Einem Burschenschaftsfunktionär, der anonym bleiben möchte, bereitet der Neutralitätsbeschluss "größte Bauchschmerzen". Die Programmatik von Parteien wie NPD oder Pro NRW sei mit burschenschaftlichen Grundwerten kaum vereinbar, Distanz somit zwangsläufig Pflicht.

 

"Richtig, aus der Deutschen Burschenschaft auszutreten"

 

Die Reformkräfte unter den Burschenschaften sehen sich durch die Ereignisse von Eisenach bestätigt. Einer der Wortführer ist der Stuttgarter Michael Schmidt. Er kennt den Dachverband genau, er gehörte zum Vorstand, bis er 2012 im Streit über rechte Umtriebe zurücktrat. Jetzt führt er die Initiative Burschenschaftliche Zukunft IBZ. Sie will die liberale Bünde in einem neuen Dachverband organisieren, der 2015 entstehen soll.

 

In Jena – dem historischen Ausgangsort der Burschenschaftsbewegung – trafen sich am Wochenende 70 Mitglieder, um Chancen dafür auszuloten.
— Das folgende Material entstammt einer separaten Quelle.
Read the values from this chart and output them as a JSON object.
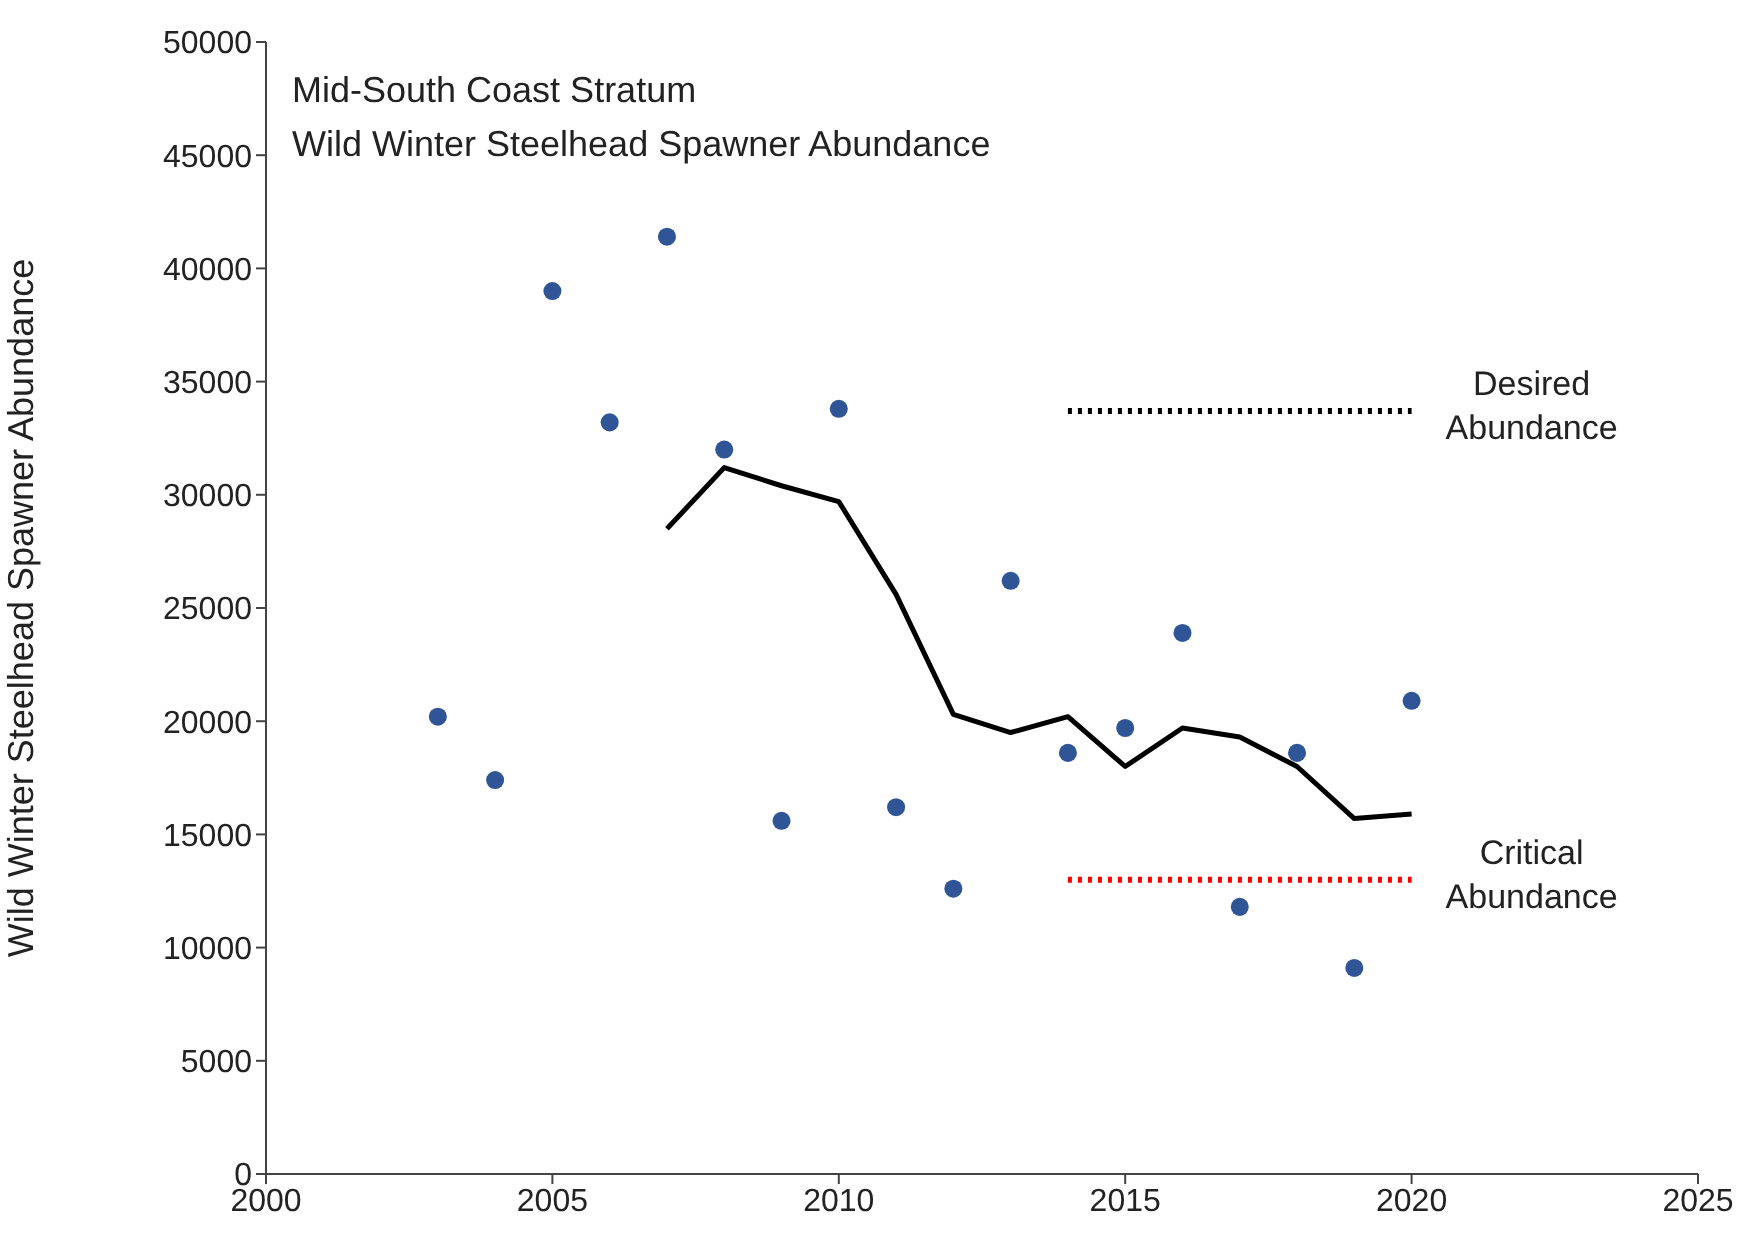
{
  "chart_data": {
    "type": "scatter",
    "title": "Mid-South Coast Stratum",
    "subtitle": "Wild Winter Steelhead Spawner Abundance",
    "ylabel": "Wild Winter Steelhead Spawner Abundance",
    "xlim": [
      2000,
      2025
    ],
    "xticks": [
      2000,
      2005,
      2010,
      2015,
      2020,
      2025
    ],
    "ylim": [
      0,
      50000
    ],
    "yticks": [
      0,
      5000,
      10000,
      15000,
      20000,
      25000,
      30000,
      35000,
      40000,
      45000,
      50000
    ],
    "series": [
      {
        "marker": "circle",
        "color": "#2f5597",
        "x": [
          2003,
          2004,
          2005,
          2006,
          2007,
          2008,
          2009,
          2010,
          2011,
          2012,
          2013,
          2014,
          2015,
          2016,
          2017,
          2018,
          2019,
          2020
        ],
        "values": [
          20200,
          17400,
          39000,
          33200,
          41400,
          32000,
          15600,
          33800,
          16200,
          12600,
          26200,
          18600,
          19700,
          23900,
          11800,
          18600,
          9100,
          20900
        ]
      },
      {
        "type": "line",
        "marker": "none",
        "line_style": "solid",
        "color": "#000000",
        "x": [
          2007,
          2008,
          2009,
          2010,
          2011,
          2012,
          2013,
          2014,
          2015,
          2016,
          2017,
          2018,
          2019,
          2020
        ],
        "values": [
          28500,
          31200,
          30400,
          29700,
          25600,
          20300,
          19500,
          20200,
          18000,
          19700,
          19300,
          18000,
          15700,
          15900
        ]
      },
      {
        "type": "line",
        "name": "Desired Abundance",
        "marker": "none",
        "line_style": "dotted",
        "color": "#000000",
        "x": [
          2014,
          2020
        ],
        "values": [
          33700,
          33700
        ]
      },
      {
        "type": "line",
        "name": "Critical Abundance",
        "marker": "none",
        "line_style": "dotted",
        "color": "#ff0000",
        "x": [
          2014,
          2020
        ],
        "values": [
          13000,
          13000
        ]
      }
    ]
  }
}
Konkretes ist danach noch nicht zu verkünden. "Es geht darum, erst einmal zu diskutieren, wo wir inhaltlich stehen und Gemeinsamkeiten herauszuarbeiten", sagt Schmidt. Klar ist für ihn und seine Mitstreiter aber schon jetzt, "dass es richtig war, aus der Deutschen Burschenschaft auszutreten", sagt Schmidt.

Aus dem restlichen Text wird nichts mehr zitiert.